Models and Algorithms for Online Crowd Systems
In the last years we have observed the emergence of a variety of systems where users communicate and collaborate online, explicitely or implicitely, producing knowledge and new services. Success stories include Wikipedia, Linux and the open source community, crowdsourcing services, online labor marketplaces, and social-media platforms, to name a few. This new paradigm, where users collaborate using the Internet for coordination, requires the development of new models and algorithms to capture, aggregate, and organize the contribution of humans. In this talk I will start with a high-level presentation of some of these systems and with some of the issues needed to be captured when trying to formally model them. In particular I will present models and algorithms for assigning users on crowdsourcing systems and of methods for distilling information from social-media and sensor networks. Furthermore, I will describe some current work on the network effect on the "wisdom fo the crowds." I will conclude with a discussion of challenges for future work.

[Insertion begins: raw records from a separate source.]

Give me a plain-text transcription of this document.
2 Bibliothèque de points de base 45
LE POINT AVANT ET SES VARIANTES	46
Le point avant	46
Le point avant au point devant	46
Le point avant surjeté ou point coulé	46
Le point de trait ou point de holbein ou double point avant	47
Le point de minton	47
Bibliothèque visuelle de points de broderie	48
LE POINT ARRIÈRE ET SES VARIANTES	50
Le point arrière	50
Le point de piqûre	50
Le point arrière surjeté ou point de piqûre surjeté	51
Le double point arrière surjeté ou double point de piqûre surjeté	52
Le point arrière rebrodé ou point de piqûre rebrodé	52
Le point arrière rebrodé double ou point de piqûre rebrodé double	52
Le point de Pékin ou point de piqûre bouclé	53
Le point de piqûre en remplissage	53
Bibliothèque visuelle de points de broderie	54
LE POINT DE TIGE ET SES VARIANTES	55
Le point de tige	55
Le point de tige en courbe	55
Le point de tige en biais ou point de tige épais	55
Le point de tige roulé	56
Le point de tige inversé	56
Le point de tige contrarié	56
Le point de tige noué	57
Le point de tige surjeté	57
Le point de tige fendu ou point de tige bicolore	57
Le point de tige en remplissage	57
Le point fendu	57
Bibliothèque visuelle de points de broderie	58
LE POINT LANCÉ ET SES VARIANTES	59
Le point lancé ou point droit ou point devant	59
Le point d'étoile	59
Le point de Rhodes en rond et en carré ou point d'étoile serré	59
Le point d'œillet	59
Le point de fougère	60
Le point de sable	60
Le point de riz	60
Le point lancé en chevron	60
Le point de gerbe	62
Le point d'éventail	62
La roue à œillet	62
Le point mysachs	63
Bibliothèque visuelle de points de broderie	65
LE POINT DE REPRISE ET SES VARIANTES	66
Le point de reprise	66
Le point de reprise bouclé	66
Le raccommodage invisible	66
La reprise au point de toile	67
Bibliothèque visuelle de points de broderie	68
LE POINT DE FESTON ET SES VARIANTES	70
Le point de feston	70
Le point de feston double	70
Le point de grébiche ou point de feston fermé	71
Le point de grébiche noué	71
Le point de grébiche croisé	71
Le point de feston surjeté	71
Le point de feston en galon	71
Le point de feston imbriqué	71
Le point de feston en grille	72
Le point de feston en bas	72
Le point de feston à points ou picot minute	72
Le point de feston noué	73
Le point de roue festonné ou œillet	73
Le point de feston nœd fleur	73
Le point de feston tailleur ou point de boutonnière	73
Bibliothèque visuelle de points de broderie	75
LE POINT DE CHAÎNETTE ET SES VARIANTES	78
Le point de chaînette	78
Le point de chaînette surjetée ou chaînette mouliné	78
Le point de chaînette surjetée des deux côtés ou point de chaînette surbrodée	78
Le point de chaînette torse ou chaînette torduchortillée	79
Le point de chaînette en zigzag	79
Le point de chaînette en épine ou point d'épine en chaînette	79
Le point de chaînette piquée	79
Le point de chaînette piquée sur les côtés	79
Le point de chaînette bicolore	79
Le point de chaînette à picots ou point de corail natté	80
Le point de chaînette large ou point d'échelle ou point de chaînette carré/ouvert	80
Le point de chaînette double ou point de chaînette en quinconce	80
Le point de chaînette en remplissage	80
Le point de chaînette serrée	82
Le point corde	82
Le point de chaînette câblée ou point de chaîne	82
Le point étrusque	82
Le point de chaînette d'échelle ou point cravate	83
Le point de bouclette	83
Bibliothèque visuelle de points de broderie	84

Bio: Aristidis Anagnostopoulos is an assistant professor at the Department of Computer, Control, and Management Engineering (DIAG) at Sapienza University of Rome, since 2012. He obtained his Ph.D. from Brown University in 2006, afterwards he did a postdoc at Yahoo! Research in Silicon Valley and from 2010 to 2009 he was a Marie-Curie Fellow at DIAG. His main research interests include randomized and approximation algorithms and their applications on data mining, social networks, and web search.